At a total of more than $145 million above approved 2019 state allocations, these requests for funding increases again raises questions from some at the meeting whether the move to a managed-care model is saving the state money.
The Council on Human Services met Tuesday afternoon in Des Moines for a two-day discussion on fiscal year 2020 and 2021 budgets. Those discussions, which will continue into Wednesday, included presentations on health care and behavioral and disability health services, two divisions within the Iowa Department of Human Services.
Director Michael Randol presented the budget for Iowa Medicaid Enterprises, which oversees the state’s Medicaid program, Children’s Health Insurance Program, or CHIP, and other related programs.
According to budget documents presented at the meeting, DHS is requesting $1.41 billion for 2020 and $1.48 for 2021 from the state for its Medicaid program.
The total request from the Department of Human Services for 2020 is $6.74 billion.
The total department budget for fiscal year 2018 was $4.8 billion, about $1.28 of which was from state general funding and another $685.91 million from other state funding.

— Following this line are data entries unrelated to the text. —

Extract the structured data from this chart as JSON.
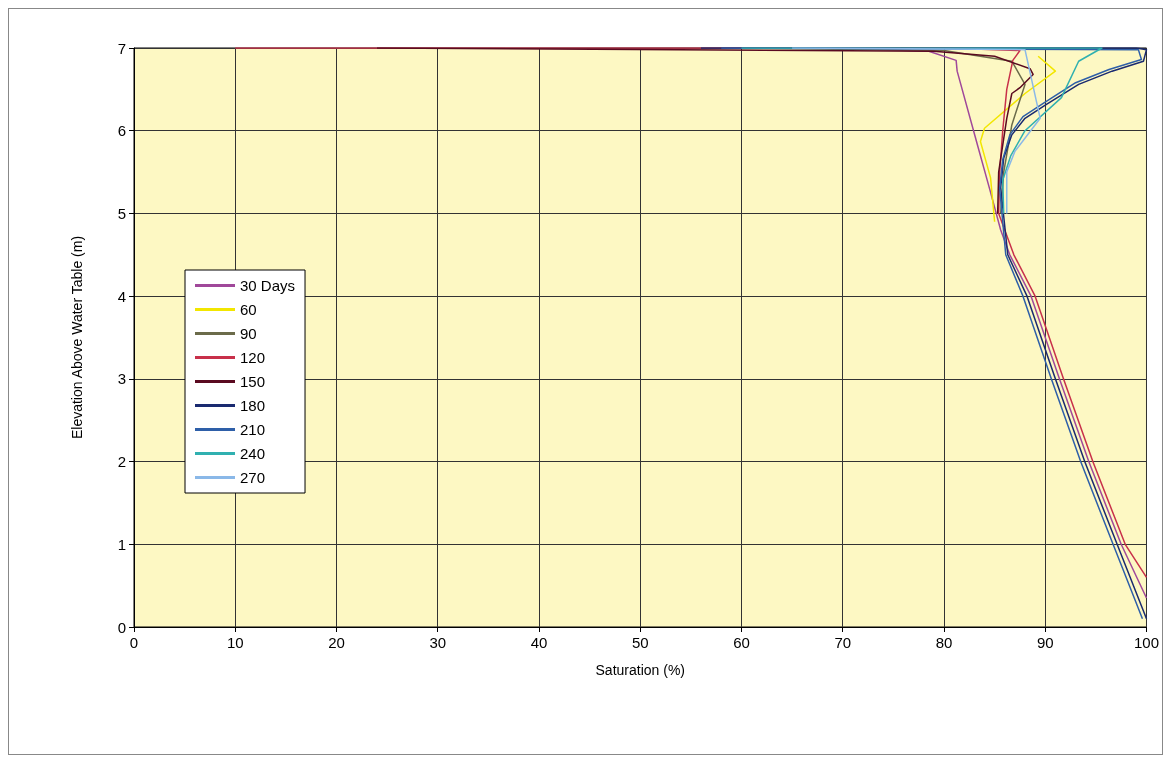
{
  "chart_data": {
    "type": "line",
    "xlabel": "Saturation (%)",
    "ylabel": "Elevation Above Water Table (m)",
    "xlim": [
      0,
      100
    ],
    "xticks": [
      0,
      10,
      20,
      30,
      40,
      50,
      60,
      70,
      80,
      90,
      100
    ],
    "ylim": [
      0,
      7
    ],
    "yticks": [
      0,
      1,
      2,
      3,
      4,
      5,
      6,
      7
    ],
    "grid": true,
    "legend": "left",
    "marker": "none",
    "line_style": "solid",
    "series": [
      {
        "name": "30 Days",
        "color": "#a0489a",
        "x": [
          70,
          78.5,
          81.2,
          81.3,
          83.3,
          84.5,
          85.6,
          86.5,
          88.6,
          91.4,
          94.3,
          97.5,
          100
        ],
        "values": [
          7,
          6.96,
          6.85,
          6.72,
          5.83,
          5.3,
          4.8,
          4.5,
          4,
          3,
          2,
          1,
          0.35
        ]
      },
      {
        "name": "60",
        "color": "#f2e600",
        "x": [
          89.3,
          91,
          88,
          84,
          83.6,
          84.6,
          85
        ],
        "values": [
          6.9,
          6.72,
          6.45,
          6.03,
          5.87,
          5.43,
          4.9
        ]
      },
      {
        "name": "90",
        "color": "#6b6b4a",
        "x": [
          60,
          80,
          86.7,
          88,
          86.7,
          85.9,
          85.6
        ],
        "values": [
          7,
          6.97,
          6.84,
          6.56,
          6.07,
          5.5,
          5
        ]
      },
      {
        "name": "120",
        "color": "#c8304a",
        "x": [
          10,
          80,
          87.5,
          86.8,
          86.2,
          85.8,
          85.5,
          85.4,
          86.9,
          89,
          91.8,
          94.7,
          97.9,
          100
        ],
        "values": [
          7,
          7,
          6.97,
          6.85,
          6.5,
          6,
          5.5,
          5,
          4.5,
          4,
          3,
          2,
          1,
          0.6
        ]
      },
      {
        "name": "150",
        "color": "#5a0a20",
        "x": [
          24,
          79,
          85,
          88.5,
          88.8,
          87.5,
          86.7,
          86.2,
          85.4,
          85.3
        ],
        "values": [
          7,
          6.96,
          6.9,
          6.75,
          6.68,
          6.52,
          6.45,
          6.15,
          5.5,
          5
        ]
      },
      {
        "name": "180",
        "color": "#1a2a70",
        "x": [
          56,
          99,
          100,
          99.7,
          96.6,
          93.3,
          90,
          88,
          86.7,
          85.9,
          85.6,
          86.3,
          88.2,
          91,
          93.9,
          97.1,
          100
        ],
        "values": [
          7,
          7,
          6.98,
          6.84,
          6.72,
          6.56,
          6.31,
          6.15,
          5.95,
          5.67,
          5.31,
          4.5,
          4,
          3,
          2,
          1,
          0.1
        ]
      },
      {
        "name": "210",
        "color": "#2e5fa8",
        "x": [
          58,
          99.2,
          99.5,
          96.3,
          93,
          89.8,
          87.8,
          86.5,
          85.8,
          85.5,
          86.1,
          87.8,
          90.6,
          93.5,
          96.7,
          99.6
        ],
        "values": [
          7,
          6.98,
          6.86,
          6.74,
          6.58,
          6.33,
          6.17,
          5.95,
          5.65,
          5.3,
          4.5,
          4,
          3,
          2,
          1,
          0.1
        ]
      },
      {
        "name": "240",
        "color": "#30b0b0",
        "x": [
          60,
          95.6,
          93.3,
          91.6,
          88,
          86.6,
          85.8,
          85.9
        ],
        "values": [
          7,
          7,
          6.84,
          6.4,
          6,
          5.7,
          5.4,
          5
        ]
      },
      {
        "name": "270",
        "color": "#8ab8e8",
        "x": [
          65,
          88,
          89.5,
          87,
          86.2,
          86.2
        ],
        "values": [
          7,
          6.98,
          6.15,
          5.75,
          5.5,
          5
        ]
      }
    ]
  }
}
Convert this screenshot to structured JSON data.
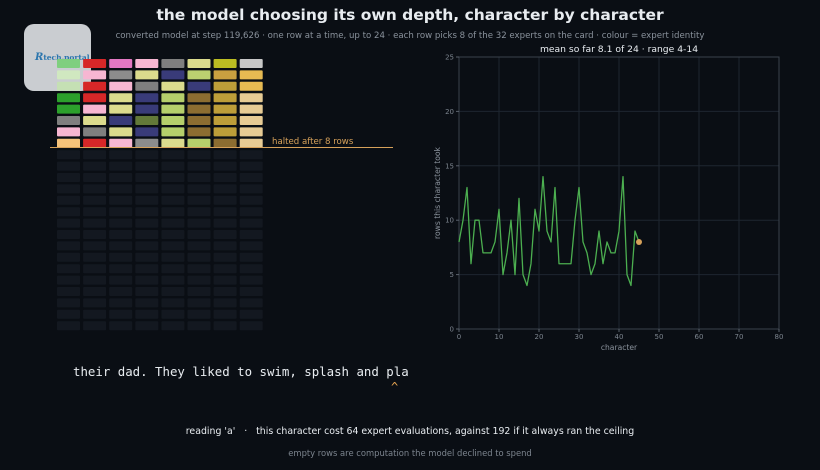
{
  "header": {
    "title": "the model choosing its own depth, character by character",
    "subtitle": "converted model at step 119,626  ·  one row at a time, up to 24  ·  each row picks 8 of the 32 experts on the card  ·  colour = expert identity"
  },
  "logo": {
    "mark": "R",
    "text": "tech.portal"
  },
  "expert_grid": {
    "rows_total": 24,
    "columns": 8,
    "rows_used": 8,
    "halt_label": "halted after 8 rows",
    "empty_color": "#131820",
    "used_rows": [
      [
        "#7fcf7f",
        "#d62728",
        "#e377c2",
        "#f7b6d2",
        "#7f7f7f",
        "#dbdb8d",
        "#bcbd22",
        "#c7c7c7"
      ],
      [
        "#d0e8c0",
        "#f7b6d2",
        "#8c8c8c",
        "#dbdb8d",
        "#393b79",
        "#bcd070",
        "#c9a040",
        "#e7ba52"
      ],
      [
        "#c5e0b4",
        "#d62728",
        "#f7b6d2",
        "#7f7f7f",
        "#dbdb8d",
        "#393b79",
        "#bd9e39",
        "#e7ba52"
      ],
      [
        "#2ca02c",
        "#d62728",
        "#dbdb8d",
        "#393b79",
        "#b5cf6b",
        "#8c6d31",
        "#bd9e39",
        "#e7cb94"
      ],
      [
        "#2ca02c",
        "#f7b6d2",
        "#dbdb8d",
        "#393b79",
        "#b5cf6b",
        "#8c6d31",
        "#bd9e39",
        "#e7cb94"
      ],
      [
        "#7f7f7f",
        "#dbdb8d",
        "#393b79",
        "#637939",
        "#b5cf6b",
        "#8c6d31",
        "#bd9e39",
        "#e7cb94"
      ],
      [
        "#f7b6d2",
        "#7f7f7f",
        "#dbdb8d",
        "#393b79",
        "#b5cf6b",
        "#8c6d31",
        "#bd9e39",
        "#e7cb94"
      ],
      [
        "#f5c27a",
        "#d62728",
        "#f7b6d2",
        "#8c8c8c",
        "#dbdb8d",
        "#b5cf6b",
        "#8c6d31",
        "#e7cb94"
      ]
    ]
  },
  "chart_data": {
    "type": "line",
    "header_text": "mean so far 8.1 of 24  ·  range 4-14",
    "xlabel": "character",
    "ylabel": "rows this character took",
    "xlim": [
      0,
      80
    ],
    "ylim": [
      0,
      25
    ],
    "xticks": [
      0,
      10,
      20,
      30,
      40,
      50,
      60,
      70,
      80
    ],
    "yticks": [
      0,
      5,
      10,
      15,
      20,
      25
    ],
    "grid": true,
    "line_color": "#4caf50",
    "marker_color": "#d6a15a",
    "x": [
      0,
      1,
      2,
      3,
      4,
      5,
      6,
      7,
      8,
      9,
      10,
      11,
      12,
      13,
      14,
      15,
      16,
      17,
      18,
      19,
      20,
      21,
      22,
      23,
      24,
      25,
      26,
      27,
      28,
      29,
      30,
      31,
      32,
      33,
      34,
      35,
      36,
      37,
      38,
      39,
      40,
      41,
      42,
      43,
      44,
      45
    ],
    "y": [
      8,
      10,
      13,
      6,
      10,
      10,
      7,
      7,
      7,
      8,
      11,
      5,
      7,
      10,
      5,
      12,
      5,
      4,
      6,
      11,
      9,
      14,
      9,
      8,
      13,
      6,
      6,
      6,
      6,
      10,
      13,
      8,
      7,
      5,
      6,
      9,
      6,
      8,
      7,
      7,
      9,
      14,
      5,
      4,
      9,
      8
    ],
    "current": {
      "x": 45,
      "y": 8
    }
  },
  "text_stream": {
    "sentence": "their dad. They liked to swim, splash and pla",
    "caret": "^"
  },
  "status": {
    "reading": "reading 'a'   ·   this character cost 64 expert evaluations, against 192 if it always ran the ceiling",
    "footnote": "empty rows are computation the model declined to spend"
  }
}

During the meeting, concerns were raised by Council on Human Services members on the increasing cost of Medicaid, which they said indicates that the program may not be working.
In response, Randol pointed to several factors — including changes in federal match rates and what Randol described as data based on “actual experience” of the members, meaning program officials now have a better understanding of costs based on previous years’ data on member use.

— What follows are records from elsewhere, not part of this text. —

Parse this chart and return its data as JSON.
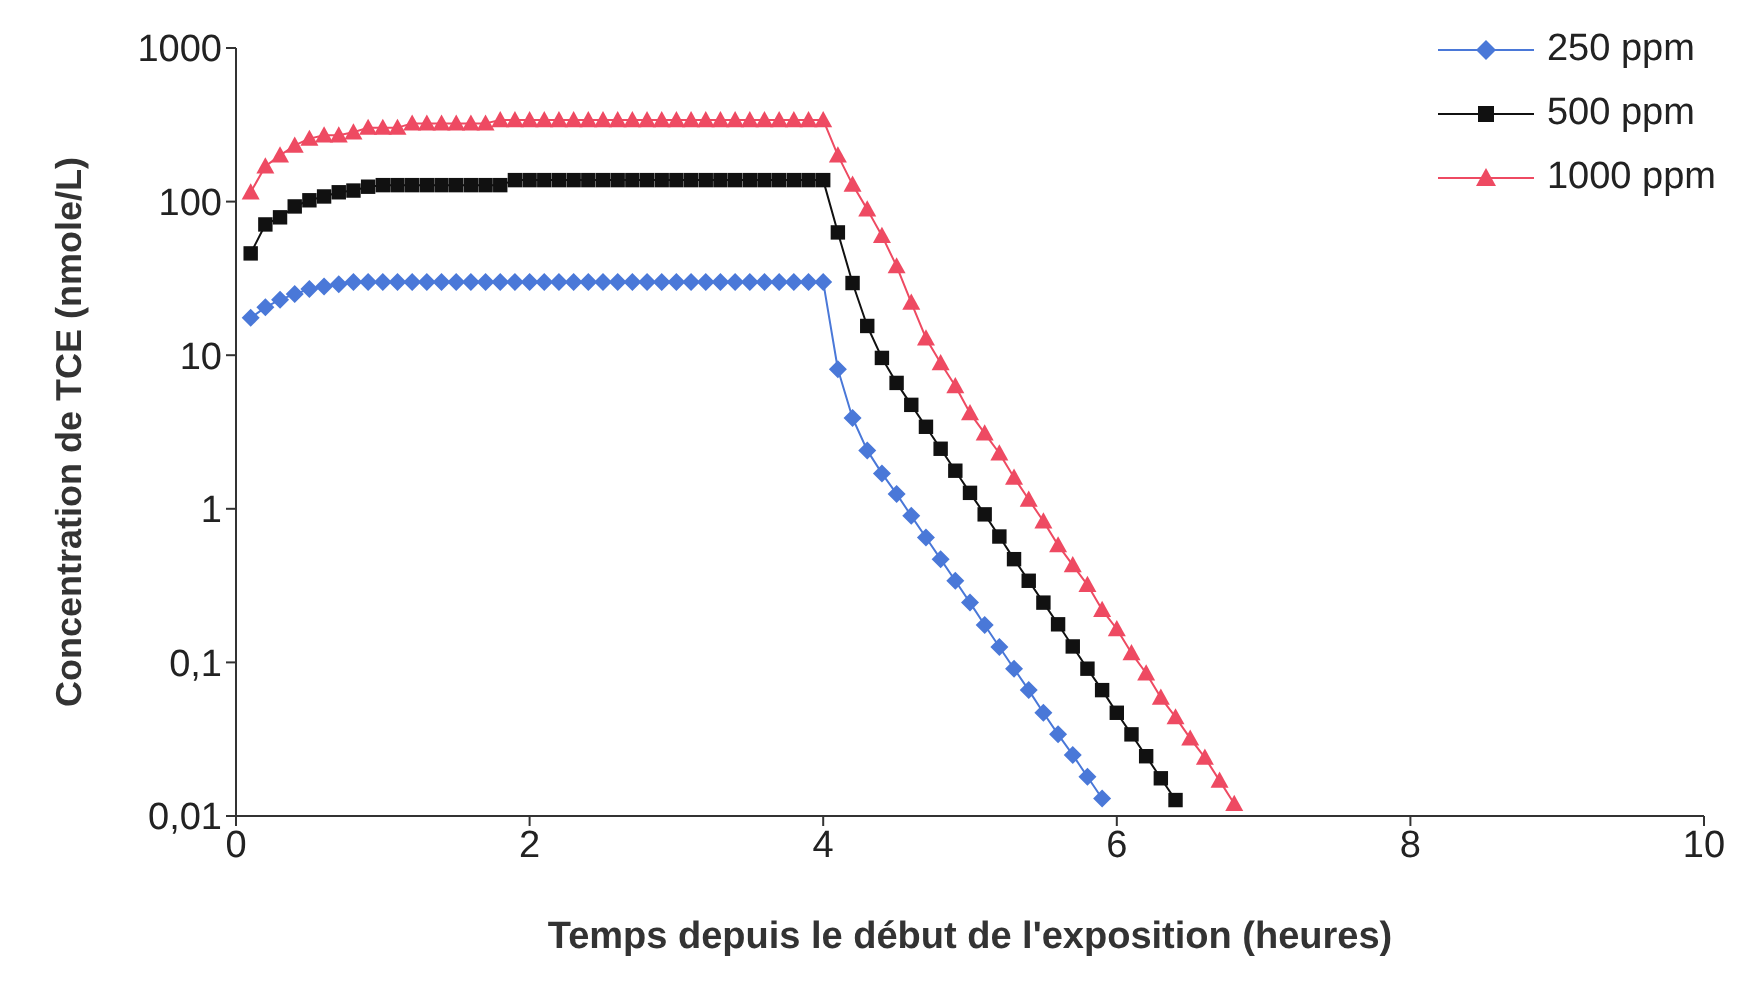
{
  "chart_data": {
    "type": "line",
    "xlabel": "Temps depuis le début de l'exposition (heures)",
    "ylabel": "Concentration de TCE (nmole/L)",
    "log": "y",
    "grid": false,
    "legend": "top right",
    "xlim": [
      0,
      10
    ],
    "xticks": [
      0,
      2,
      4,
      6,
      8,
      10
    ],
    "ylim": [
      0.01,
      1000
    ],
    "yticks": [
      {
        "value": 0.01,
        "label": "0,01"
      },
      {
        "value": 0.1,
        "label": "0,1"
      },
      1,
      10,
      100,
      1000
    ],
    "x": [
      0.1,
      0.2,
      0.3,
      0.4,
      0.5,
      0.6,
      0.7,
      0.8,
      0.9,
      1.0,
      1.1,
      1.2,
      1.3,
      1.4,
      1.5,
      1.6,
      1.7,
      1.8,
      1.9,
      2.0,
      2.1,
      2.2,
      2.3,
      2.4,
      2.5,
      2.6,
      2.7,
      2.8,
      2.9,
      3.0,
      3.1,
      3.2,
      3.3,
      3.4,
      3.5,
      3.6,
      3.7,
      3.8,
      3.9,
      4.0,
      4.1,
      4.2,
      4.3,
      4.4,
      4.5,
      4.6,
      4.7,
      4.8,
      4.9,
      5.0,
      5.1,
      5.2,
      5.3,
      5.4,
      5.5,
      5.6,
      5.7,
      5.8,
      5.9,
      6.0,
      6.1,
      6.2,
      6.3,
      6.4,
      6.5,
      6.6,
      6.7,
      6.8
    ],
    "series": [
      {
        "name": "250 ppm",
        "color": "#4a78d8",
        "marker": "diamond",
        "values": [
          17.5,
          20.5,
          23,
          25,
          27,
          28,
          29,
          30,
          30,
          30,
          30,
          30,
          30,
          30,
          30,
          30,
          30,
          30,
          30,
          30,
          30,
          30,
          30,
          30,
          30,
          30,
          30,
          30,
          30,
          30,
          30,
          30,
          30,
          30,
          30,
          30,
          30,
          30,
          30,
          30,
          8.1,
          3.9,
          2.4,
          1.7,
          1.25,
          0.9,
          0.65,
          0.47,
          0.34,
          0.245,
          0.175,
          0.126,
          0.091,
          0.066,
          0.047,
          0.034,
          0.025,
          0.018,
          0.013,
          null,
          null,
          null,
          null,
          null,
          null,
          null,
          null,
          null
        ]
      },
      {
        "name": "500 ppm",
        "color": "#111111",
        "marker": "square",
        "values": [
          46,
          71,
          79,
          93,
          102,
          108,
          115,
          118,
          125,
          128,
          128,
          128,
          128,
          128,
          128,
          128,
          128,
          128,
          138,
          138,
          138,
          138,
          138,
          138,
          138,
          138,
          138,
          138,
          138,
          138,
          138,
          138,
          138,
          138,
          138,
          138,
          138,
          138,
          138,
          138,
          63,
          29.5,
          15.5,
          9.6,
          6.6,
          4.75,
          3.42,
          2.46,
          1.77,
          1.27,
          0.92,
          0.66,
          0.47,
          0.34,
          0.245,
          0.177,
          0.127,
          0.091,
          0.066,
          0.047,
          0.034,
          0.0245,
          0.0176,
          0.0127,
          null,
          null,
          null,
          null
        ]
      },
      {
        "name": "1000 ppm",
        "color": "#ee4a62",
        "marker": "triangle",
        "values": [
          115,
          170,
          200,
          232,
          257,
          270,
          270,
          283,
          303,
          303,
          303,
          323,
          323,
          323,
          323,
          323,
          323,
          340,
          340,
          340,
          340,
          340,
          340,
          340,
          340,
          340,
          340,
          340,
          340,
          340,
          340,
          340,
          340,
          340,
          340,
          340,
          340,
          340,
          340,
          340,
          200,
          129,
          89,
          60,
          38,
          22,
          12.9,
          8.9,
          6.3,
          4.2,
          3.1,
          2.3,
          1.6,
          1.15,
          0.83,
          0.58,
          0.43,
          0.32,
          0.22,
          0.165,
          0.115,
          0.085,
          0.059,
          0.044,
          0.032,
          0.024,
          0.017,
          0.012
        ]
      }
    ]
  }
}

Lawmakers appropriated $1.34 billion dollars from the state general fund for the upcoming 2019 fiscal year to Medicaid, a $54.8 million increase from the previous year.

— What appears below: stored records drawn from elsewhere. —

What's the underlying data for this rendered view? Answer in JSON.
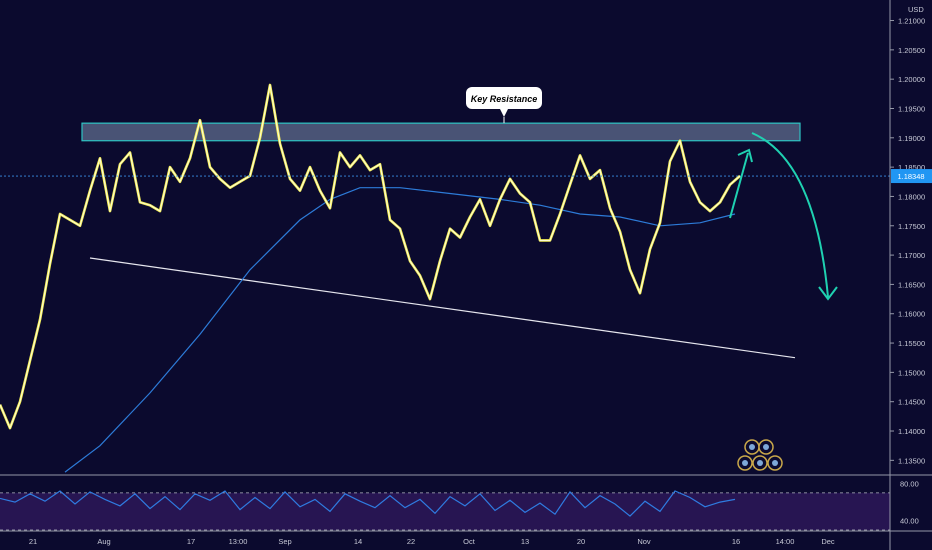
{
  "chart_data": {
    "type": "line",
    "instrument_currency": "USD",
    "last_price": 1.18348,
    "last_price_label": "1.18348",
    "price_axis": {
      "ylim": [
        1.1325,
        1.2135
      ],
      "ticks": [
        "1.21000",
        "1.20500",
        "1.20000",
        "1.19500",
        "1.19000",
        "1.18500",
        "1.18000",
        "1.17500",
        "1.17000",
        "1.16500",
        "1.16000",
        "1.15500",
        "1.15000",
        "1.14500",
        "1.14000",
        "1.13500"
      ]
    },
    "time_axis": {
      "ticks": [
        "21",
        "Aug",
        "17",
        "13:00",
        "Sep",
        "14",
        "22",
        "Oct",
        "13",
        "20",
        "Nov",
        "16",
        "14:00",
        "Dec"
      ]
    },
    "price_series": {
      "name": "",
      "x": [
        0,
        10,
        20,
        30,
        40,
        50,
        60,
        70,
        80,
        90,
        100,
        110,
        120,
        130,
        140,
        150,
        160,
        170,
        180,
        190,
        200,
        210,
        220,
        230,
        240,
        250,
        260,
        270,
        280,
        290,
        300,
        310,
        320,
        330,
        340,
        350,
        360,
        370,
        380,
        390,
        400,
        410,
        420,
        430,
        440,
        450,
        460,
        470,
        480,
        490,
        500,
        510,
        520,
        530,
        540,
        550,
        560,
        570,
        580,
        590,
        600,
        610,
        620,
        630,
        640,
        650,
        660,
        670,
        680,
        690,
        700,
        710,
        720,
        730,
        740
      ],
      "y": [
        1.1445,
        1.1405,
        1.145,
        1.152,
        1.159,
        1.1685,
        1.177,
        1.176,
        1.175,
        1.181,
        1.1865,
        1.1775,
        1.1855,
        1.1875,
        1.179,
        1.1785,
        1.1775,
        1.185,
        1.1825,
        1.1865,
        1.193,
        1.185,
        1.183,
        1.1815,
        1.1825,
        1.1835,
        1.19,
        1.199,
        1.189,
        1.183,
        1.181,
        1.185,
        1.181,
        1.178,
        1.1875,
        1.185,
        1.187,
        1.1845,
        1.1855,
        1.176,
        1.1745,
        1.169,
        1.1665,
        1.1625,
        1.169,
        1.1745,
        1.173,
        1.1765,
        1.1795,
        1.175,
        1.1795,
        1.183,
        1.1805,
        1.179,
        1.1725,
        1.1725,
        1.177,
        1.182,
        1.187,
        1.183,
        1.1845,
        1.178,
        1.174,
        1.1675,
        1.1635,
        1.171,
        1.1755,
        1.186,
        1.1895,
        1.1825,
        1.179,
        1.1775,
        1.179,
        1.182,
        1.1835
      ]
    },
    "moving_average": {
      "name": "",
      "x": [
        65,
        100,
        150,
        200,
        250,
        300,
        330,
        360,
        400,
        450,
        500,
        540,
        580,
        620,
        660,
        700,
        735
      ],
      "y": [
        1.133,
        1.1375,
        1.1465,
        1.1565,
        1.1675,
        1.176,
        1.1795,
        1.1815,
        1.1815,
        1.1805,
        1.1795,
        1.1785,
        1.177,
        1.1765,
        1.175,
        1.1755,
        1.177
      ]
    },
    "resistance_zone": {
      "label": "Key Resistance",
      "y_low": 1.1895,
      "y_high": 1.1925,
      "x_start": 82,
      "x_end": 800
    },
    "support_trendline": {
      "x": [
        90,
        795
      ],
      "y": [
        1.1695,
        1.1525
      ]
    },
    "rsi": {
      "ylim": [
        30,
        86
      ],
      "ticks": [
        "80.00",
        "40.00"
      ],
      "upper_band": 70,
      "lower_band": 30,
      "x": [
        0,
        15,
        30,
        45,
        60,
        75,
        90,
        105,
        120,
        135,
        150,
        165,
        180,
        195,
        210,
        225,
        240,
        255,
        270,
        285,
        300,
        315,
        330,
        345,
        360,
        375,
        390,
        405,
        420,
        435,
        450,
        465,
        480,
        495,
        510,
        525,
        540,
        555,
        570,
        585,
        600,
        615,
        630,
        645,
        660,
        675,
        690,
        705,
        720,
        735
      ],
      "y": [
        64,
        60,
        69,
        61,
        72,
        58,
        71,
        63,
        56,
        69,
        53,
        66,
        52,
        69,
        62,
        72,
        52,
        65,
        53,
        71,
        55,
        63,
        50,
        69,
        61,
        54,
        67,
        54,
        63,
        48,
        66,
        56,
        69,
        51,
        62,
        49,
        59,
        47,
        71,
        54,
        67,
        58,
        45,
        61,
        50,
        72,
        65,
        55,
        60,
        63
      ]
    }
  }
}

The amount appropriated to the Department of Human Services for 2019 — about $2.16 billion — is short the newly determined capitation rates.
Capitation rates are what’s paid to the managed-care organizations on a per-member, per-month fixed basis by the state for administering coverage.
Last month, officials announced the state agreed to an additional $102.9 million, or a 7.5 percent increase, in capitation rates to the managed-care organizations for 2019 in new contracts signed with the insurers.
Randol declined to clarify for news reporters following the meeting why capitation rates had increased, stating he needed to better understand the factors driving the costs before he answered the questions.
He did state the capitation rates are determined based on “actuarial soundness” and specific federal requirements.
The budget also stated Medicaid “achieved savings and cost avoidance” of $43.8 million state and federal dollars by identifying overpayments, coding errors, fraud and abuse in fee-for-service claims in 2017.
It also collected $135 million in revenue that year through cost avoidance and recovery when other insurance was present, the budget stated.
In terms of projections, the 2020-2021 budge overview noted that, though growth is slowing, Medicaid enrollment is projected to increase to nearly 767,000 Iowans in state fiscal year 2018, and to more than 772,000 members in 2019.
The factors laid out within the Medicaid program:
• Six percent of Medicaid members are enrolled in fee-for-service, the state-run system that existed before the program privatized.
• 58 percent of Medicaid enrollees in 2017 are children — in fact, the average Medicaid members is a healthy 9-year-old who uses few health care services.
• 19 percent of Medicaid members have disabilities, yet make up 49 percent of Medicaid costs.
• Individuals with chronic disease — which make up five percent of members — also drive 48 percent of acute-care costs.
• Approximately half of Medicaid expenditures are for long-term care costs, such as nursing facilities and home and community based supports.
The Department of Human Services also is requesting a $12 million increase in CHIP funding for 2020.
It’s requesting no change in funding amounts for its behavioral and disability health facilities and services, including its institutes in the cities of Cherokee and Independence.